Se produjo una conmoción en el exterior y distinguí las voces de mis guardianes manifestando que los soberanos no deseaban ser molestados. Fruncí el entrecejo y me levanté, pero aún no había avanzado un paso cuando la puerta se abrió bruscamente y Menelao irrumpió en la sala. Vino directamente hacia mí, apoyó la cabeza en mis piernas y prorrumpió en sollozos. Miré a Clitemnestra, que lo observaba también sorprendida.

—¿Qué sucede? —le pregunté obligándolo a levantarse e instalarse en una silla.

Pero él no podía contener su llanto. Tenía los cabellos sucios y enmarañados, vestía con descuido y llevaba barba de tres días. Clitemnestra sirvió un vaso de vino sin aguar y me lo entregó. Cuando él hubo bebido se tranquilizó un poco y dejó de llorar con tanta desesperación.

—¿Qué sucede, Menelao?

—¡Helena se ha ido!

—¿Ha muerto? —exclamó Clitemnestra apartándose de la ventana.

—No, se ha marchado. ¡Se ha fugado, Agamenón! ¡Me ha abandonado!

Se incorporó en su asiento y trató de serenarse.

—Cuéntamelo poco a poco, Menelao —le dije.

—Hace tres días que regresé de Creta y ella no estaba… ¡Se ha marchado, hermano! ¡Se ha ido a Troya con Paris!

Lo miramos boquiabiertos.

—¿Que se ha ido a Troya con Paris? —repetí cuando me fue posible articular palabra.

—¡Sí, sí!
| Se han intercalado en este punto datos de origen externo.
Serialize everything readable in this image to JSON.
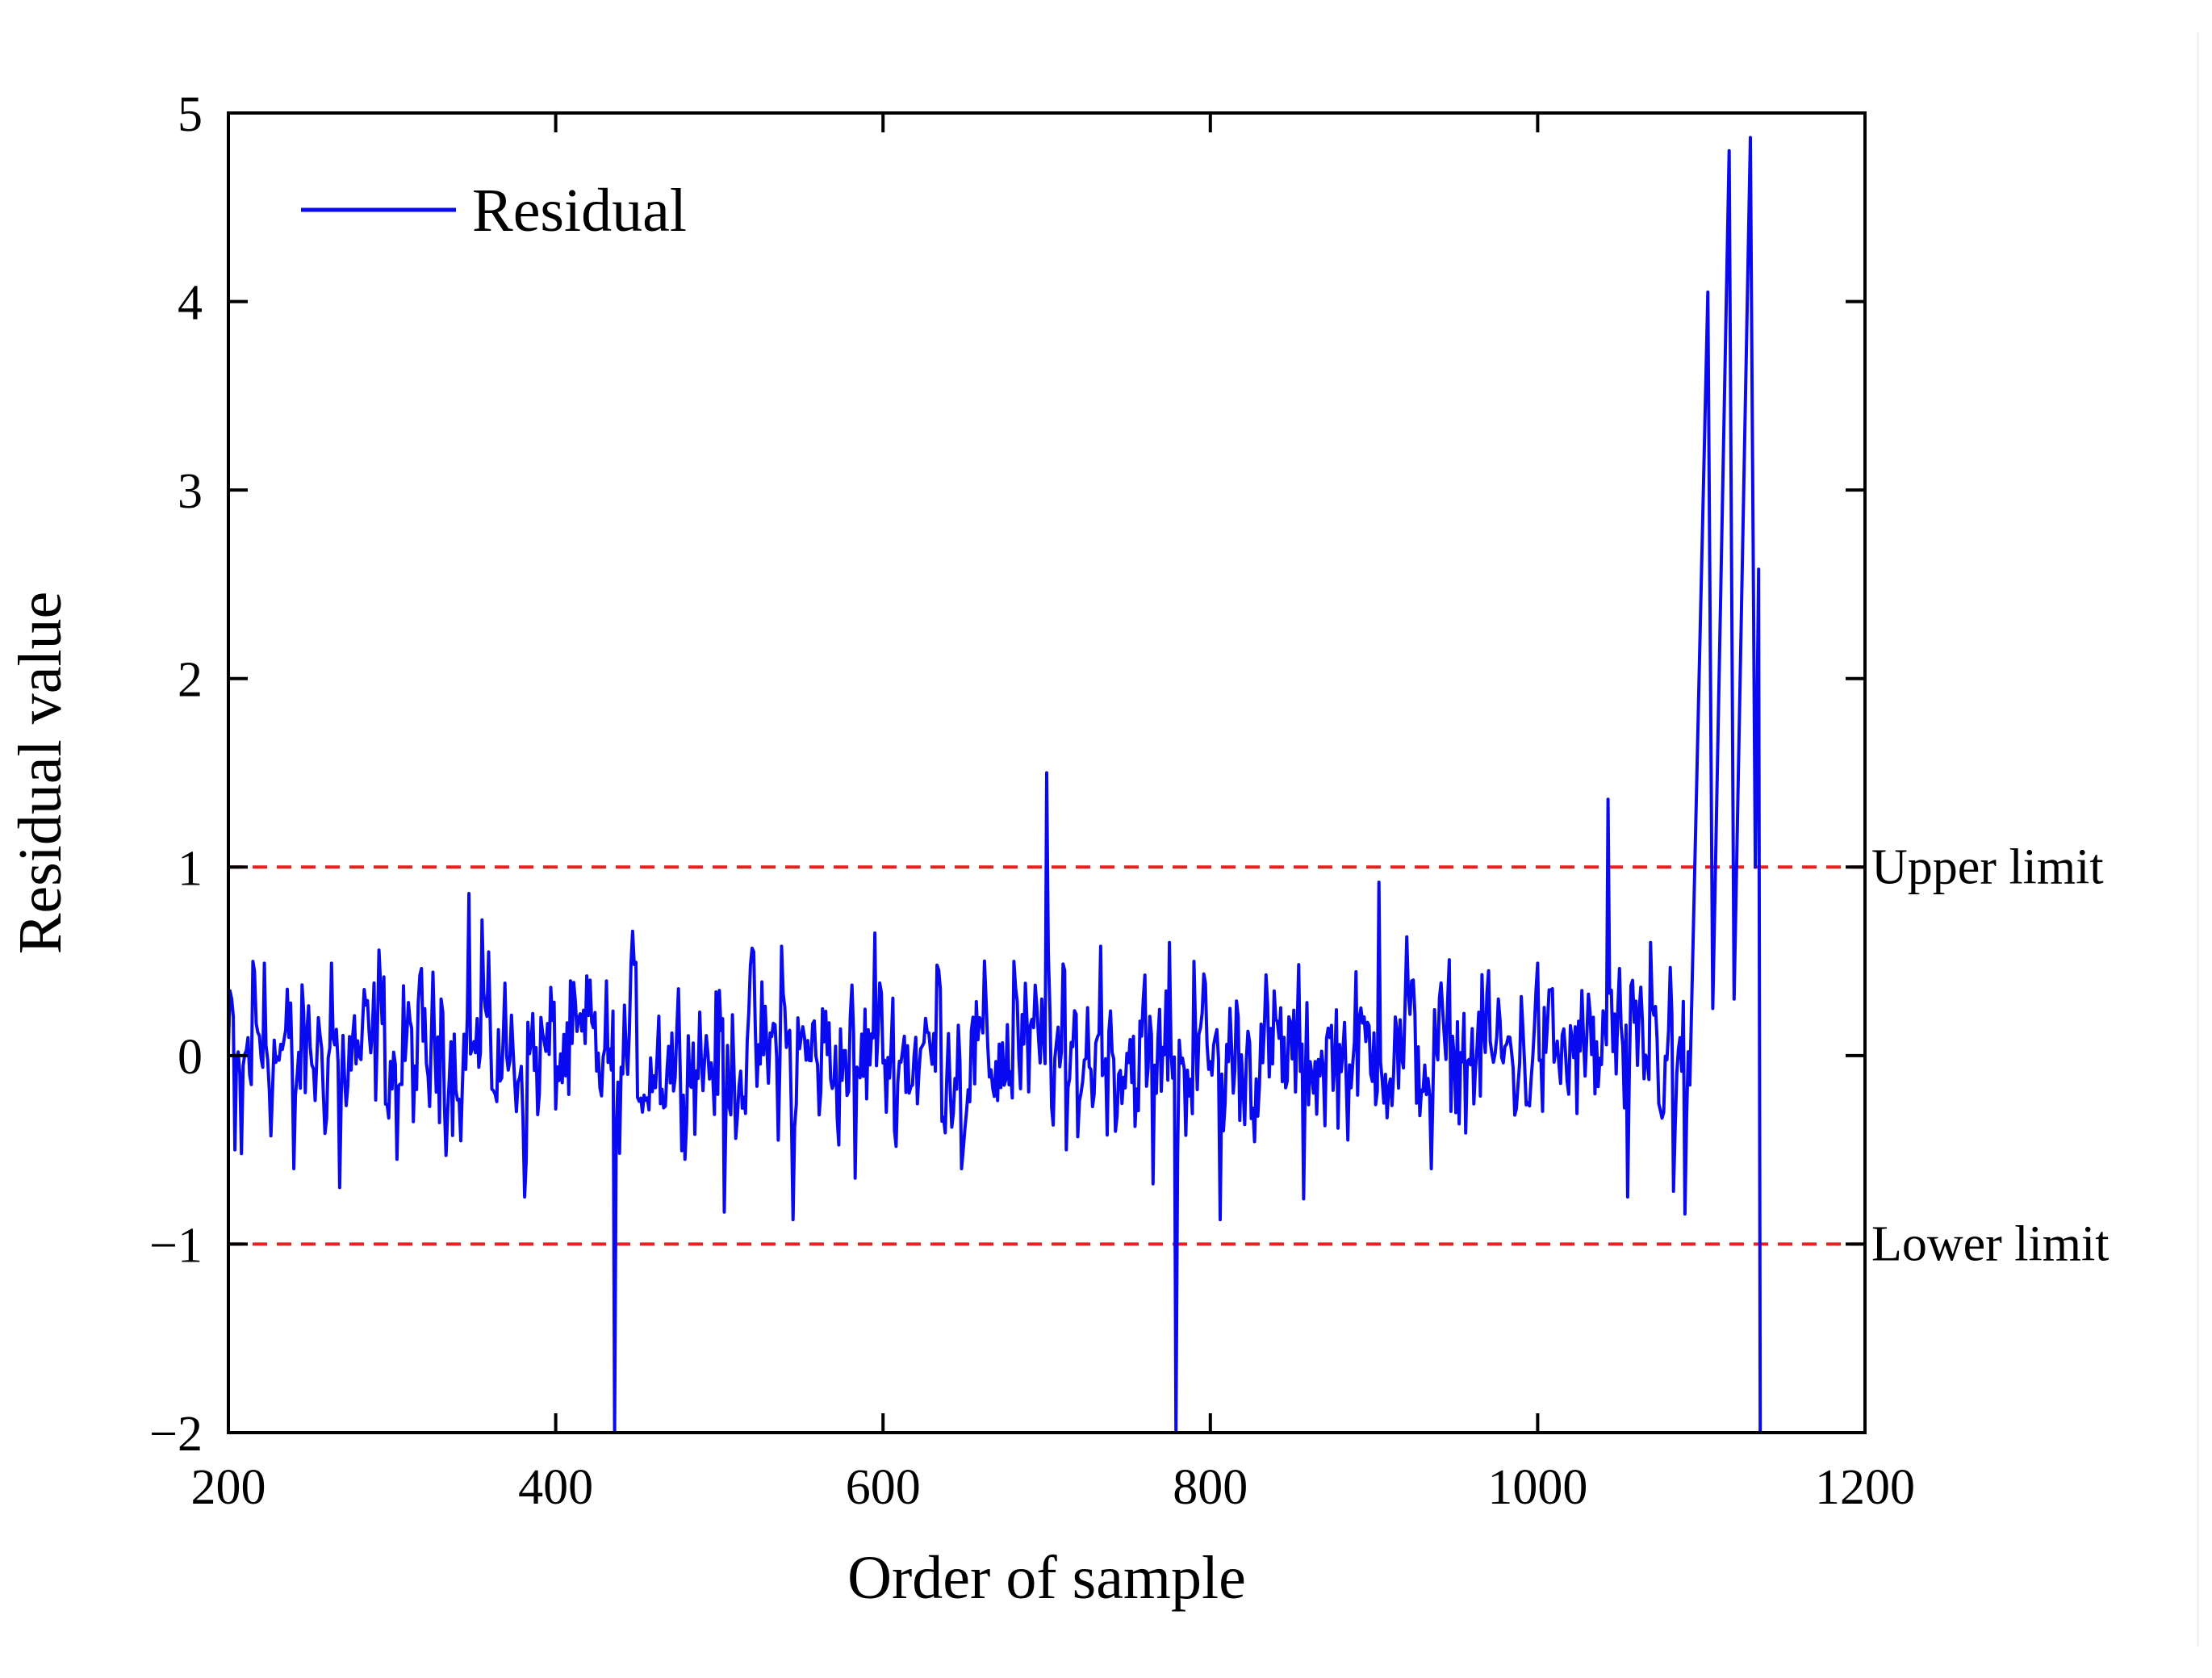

Se llevó las arcas del tesoro y huyó.

—No lo creo —repuse.

—¡Oh, sí! ¡Esa necia y lujuriosa ramera! —siseó Clitemnestra—. ¿Qué más podía esperarse cuando ya se había escapado con Teseo? ¡Puta, ramera, inmoral!

—¡Conten tu lengua, mujer!

Me obedeció, aunque a regañadientes.

—¿Cuándo sucedió eso, Menelao? ¡No habrá pasado hace cinco meses!…
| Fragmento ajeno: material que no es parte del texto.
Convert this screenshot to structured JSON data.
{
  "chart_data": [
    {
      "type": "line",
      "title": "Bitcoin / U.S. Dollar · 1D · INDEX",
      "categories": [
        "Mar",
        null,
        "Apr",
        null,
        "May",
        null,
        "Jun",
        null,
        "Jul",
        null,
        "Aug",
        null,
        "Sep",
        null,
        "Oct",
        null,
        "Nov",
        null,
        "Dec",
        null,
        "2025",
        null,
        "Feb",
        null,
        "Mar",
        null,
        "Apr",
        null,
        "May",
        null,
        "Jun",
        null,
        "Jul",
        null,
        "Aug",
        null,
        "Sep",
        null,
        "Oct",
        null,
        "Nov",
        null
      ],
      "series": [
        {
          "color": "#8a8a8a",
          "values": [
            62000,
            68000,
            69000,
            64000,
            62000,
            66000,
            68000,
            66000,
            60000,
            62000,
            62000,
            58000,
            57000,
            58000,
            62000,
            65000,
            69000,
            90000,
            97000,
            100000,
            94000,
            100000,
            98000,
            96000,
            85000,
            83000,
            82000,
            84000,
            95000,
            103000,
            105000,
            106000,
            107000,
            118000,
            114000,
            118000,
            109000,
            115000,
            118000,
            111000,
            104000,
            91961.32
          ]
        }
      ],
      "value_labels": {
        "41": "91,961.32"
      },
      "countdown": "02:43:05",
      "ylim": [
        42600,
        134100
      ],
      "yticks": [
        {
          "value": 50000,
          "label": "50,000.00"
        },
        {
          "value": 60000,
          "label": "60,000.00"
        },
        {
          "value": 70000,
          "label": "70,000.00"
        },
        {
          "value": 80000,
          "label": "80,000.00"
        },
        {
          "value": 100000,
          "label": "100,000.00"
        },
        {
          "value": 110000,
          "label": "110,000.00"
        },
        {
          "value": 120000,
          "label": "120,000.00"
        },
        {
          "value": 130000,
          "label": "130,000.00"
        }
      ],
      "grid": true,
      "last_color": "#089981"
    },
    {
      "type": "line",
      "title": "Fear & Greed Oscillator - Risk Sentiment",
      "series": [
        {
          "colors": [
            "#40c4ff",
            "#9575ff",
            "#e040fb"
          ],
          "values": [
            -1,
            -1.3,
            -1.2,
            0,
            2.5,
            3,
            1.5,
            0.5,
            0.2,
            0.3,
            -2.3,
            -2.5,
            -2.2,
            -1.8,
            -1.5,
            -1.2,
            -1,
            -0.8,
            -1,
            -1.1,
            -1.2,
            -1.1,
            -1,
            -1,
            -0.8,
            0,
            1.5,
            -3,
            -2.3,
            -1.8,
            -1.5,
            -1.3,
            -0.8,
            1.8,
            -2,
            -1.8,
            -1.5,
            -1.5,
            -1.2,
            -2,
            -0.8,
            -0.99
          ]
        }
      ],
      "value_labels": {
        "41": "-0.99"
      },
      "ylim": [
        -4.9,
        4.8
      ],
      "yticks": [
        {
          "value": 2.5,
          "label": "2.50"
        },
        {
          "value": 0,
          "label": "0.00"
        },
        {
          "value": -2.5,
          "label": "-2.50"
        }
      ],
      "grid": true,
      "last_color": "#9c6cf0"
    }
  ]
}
—Casi seis… Al día siguiente de mi marcha a Creta.

—¡Eso es imposible! Reconozco que no he estado en Amiclas en tu ausencia, pero tengo buenos amigos allí que me habrían informado al punto.

—Les echó mal de ojo, Agamenón. Acudió al oráculo de madre Kubaba y le indujo a anunciar que yo había usurpado su derecho al trono de Lacedemonia. Luego impulsó a madre Kubaba a lanzar una maldición contra mis nobles y nadie se atrevió a decirlo.